Mme Héroux ne savait pas combien de personnes travailleront pour Matrix Logistics, une fois l’agrandissement terminé. Mais le recours à des robots réduit forcément les besoins en humains.

« Derrière tout ça, il y a une recherche d’efficience et de réduction des coûts. Là où on peut réduire les coûts, c’est avec l’automatisation. Et en plus, il y a une rareté de personnel. C’est une équation financière. » — JoAnne Labrecque, experte en vente au détail à HEC Montréal

La pression sur la marge de profit, déjà mince dans l’industrie des supermarchés, ne fait que s’accentuer ces dernières années avec Amazon (propriétaire de Whole Foods Market) et Walmart qui vendent de plus en plus de nourriture, rappelle l’universitaire.

Tendance dans l'industrie

D’ailleurs, les TUAC ont vu venir la décision de Loblaw. « À partir du moment où Sobeys a construit son entrepôt robotisé à Terrebonne [en 2013], c’était écrit dans le ciel que les autres suivraient », lance Roxanne Larouche.

Chez Loblaw, on affirme que « la tendance dans l’industrie en ce moment » est d’avoir « des mégacentres de distribution à la fine pointe », même si cela suppose plus de transport pour certaines denrées. Des aliments fabriqués à Québec devront en effet passer par Cornwall avant de retourner en Beauce avec les coûts que cela provoque, par exemple.

Mais selon Mme Labrecque, dans « l’épicerie sèche », les fournisseurs québécois ne sont pas très nombreux par rapport à ceux qui sont établis en Ontario. Bien des géants comme Campbell, Kellogg et Post se trouvent dans la province voisine.

Négociations teintées par la fermeture

Étant donné la pénurie de main-d’œuvre qui sévit au Québec, les TUAC ont bon espoir de trouver un nouvel emploi aux centaines de travailleurs touchés par la fermeture. Mais ils demeurent réalistes. « Ce sont quand même de bons salaires et des entrepôts, il n’y en a pas tant que ça », précise Roxanne Larouche.

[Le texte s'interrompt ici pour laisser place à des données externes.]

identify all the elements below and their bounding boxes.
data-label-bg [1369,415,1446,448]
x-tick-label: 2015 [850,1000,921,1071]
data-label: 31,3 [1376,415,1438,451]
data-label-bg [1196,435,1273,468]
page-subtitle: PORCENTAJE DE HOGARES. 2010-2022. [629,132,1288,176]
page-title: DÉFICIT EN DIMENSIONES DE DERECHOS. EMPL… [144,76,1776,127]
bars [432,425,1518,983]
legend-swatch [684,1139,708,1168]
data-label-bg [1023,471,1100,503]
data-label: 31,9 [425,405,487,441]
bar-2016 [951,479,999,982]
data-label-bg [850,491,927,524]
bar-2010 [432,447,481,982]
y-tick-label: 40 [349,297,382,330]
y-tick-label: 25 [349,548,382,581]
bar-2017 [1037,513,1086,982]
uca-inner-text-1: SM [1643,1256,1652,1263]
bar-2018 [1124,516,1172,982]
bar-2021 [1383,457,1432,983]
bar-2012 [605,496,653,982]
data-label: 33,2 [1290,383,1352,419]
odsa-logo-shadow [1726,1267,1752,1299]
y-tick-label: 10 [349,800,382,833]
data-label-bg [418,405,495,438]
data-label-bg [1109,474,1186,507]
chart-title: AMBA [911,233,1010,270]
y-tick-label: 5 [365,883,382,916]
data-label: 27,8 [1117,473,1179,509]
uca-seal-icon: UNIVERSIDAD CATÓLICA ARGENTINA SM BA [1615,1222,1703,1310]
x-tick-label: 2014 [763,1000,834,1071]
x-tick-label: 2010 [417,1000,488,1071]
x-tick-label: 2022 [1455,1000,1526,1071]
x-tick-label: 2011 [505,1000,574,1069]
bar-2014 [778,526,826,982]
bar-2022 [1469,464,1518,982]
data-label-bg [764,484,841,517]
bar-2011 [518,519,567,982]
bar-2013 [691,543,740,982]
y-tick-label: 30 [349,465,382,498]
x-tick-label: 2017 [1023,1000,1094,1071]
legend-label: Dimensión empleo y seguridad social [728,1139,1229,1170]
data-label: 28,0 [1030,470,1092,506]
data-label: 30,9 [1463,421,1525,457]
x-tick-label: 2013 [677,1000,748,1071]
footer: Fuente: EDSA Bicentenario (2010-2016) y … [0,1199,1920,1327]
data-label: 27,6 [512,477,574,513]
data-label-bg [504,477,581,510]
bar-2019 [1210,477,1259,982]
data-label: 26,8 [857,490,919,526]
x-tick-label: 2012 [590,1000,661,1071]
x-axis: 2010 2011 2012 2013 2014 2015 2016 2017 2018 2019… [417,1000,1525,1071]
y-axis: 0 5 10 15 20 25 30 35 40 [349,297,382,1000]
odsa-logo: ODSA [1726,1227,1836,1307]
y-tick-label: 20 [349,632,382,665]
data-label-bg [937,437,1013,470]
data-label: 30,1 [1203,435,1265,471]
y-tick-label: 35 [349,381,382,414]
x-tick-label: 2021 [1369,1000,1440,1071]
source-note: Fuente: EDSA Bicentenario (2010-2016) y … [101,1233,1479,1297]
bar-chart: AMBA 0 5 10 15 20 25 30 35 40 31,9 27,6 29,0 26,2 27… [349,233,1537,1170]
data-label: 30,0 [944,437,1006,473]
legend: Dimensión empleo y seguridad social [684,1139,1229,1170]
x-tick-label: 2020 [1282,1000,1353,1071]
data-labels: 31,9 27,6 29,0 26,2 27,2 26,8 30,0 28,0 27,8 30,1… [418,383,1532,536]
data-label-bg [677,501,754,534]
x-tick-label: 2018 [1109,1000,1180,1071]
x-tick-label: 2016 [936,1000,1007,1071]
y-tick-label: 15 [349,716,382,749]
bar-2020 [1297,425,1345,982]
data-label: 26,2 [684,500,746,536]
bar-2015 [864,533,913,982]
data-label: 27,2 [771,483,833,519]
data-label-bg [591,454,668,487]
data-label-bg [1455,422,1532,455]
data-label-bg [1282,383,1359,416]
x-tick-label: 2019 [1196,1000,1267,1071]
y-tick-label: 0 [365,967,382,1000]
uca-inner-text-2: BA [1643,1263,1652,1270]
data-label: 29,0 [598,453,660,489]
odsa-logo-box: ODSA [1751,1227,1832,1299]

La bonne nouvelle, c’est que le syndicat aura deux ans pour faire le travail.

Selon les fonctions, les salaires atteignent 25 ou 26 $ de l’heure au sommet de l’échelle salariale.

La négociation en vue du renouvellement de la convention collective sera « orientée, bien entendu », par cette fermeture, notent les TUAC.

Il est possible que certains employés soient transférés vers l’entrepôt de Boucherville, « où des postes sont ouverts », selon Loblaw. « On va bien les soutenir et les accompagner pendant la transition et on va travailler avec le syndicat pour proposer différentes options », dit Mme Héroux, tout en promettant « équité et respect » aux travailleurs.

Dans une réaction envoyée sur Twitter, le ministre du Travail, de l’Emploi et de la Solidarité sociale du Québec, Jean Boulet, a compati avec les travailleurs et soutenu que le gouvernement allait s’assurer que Loblaw offre l’occasion à ses employés d’être reclassés dans l’entreprise.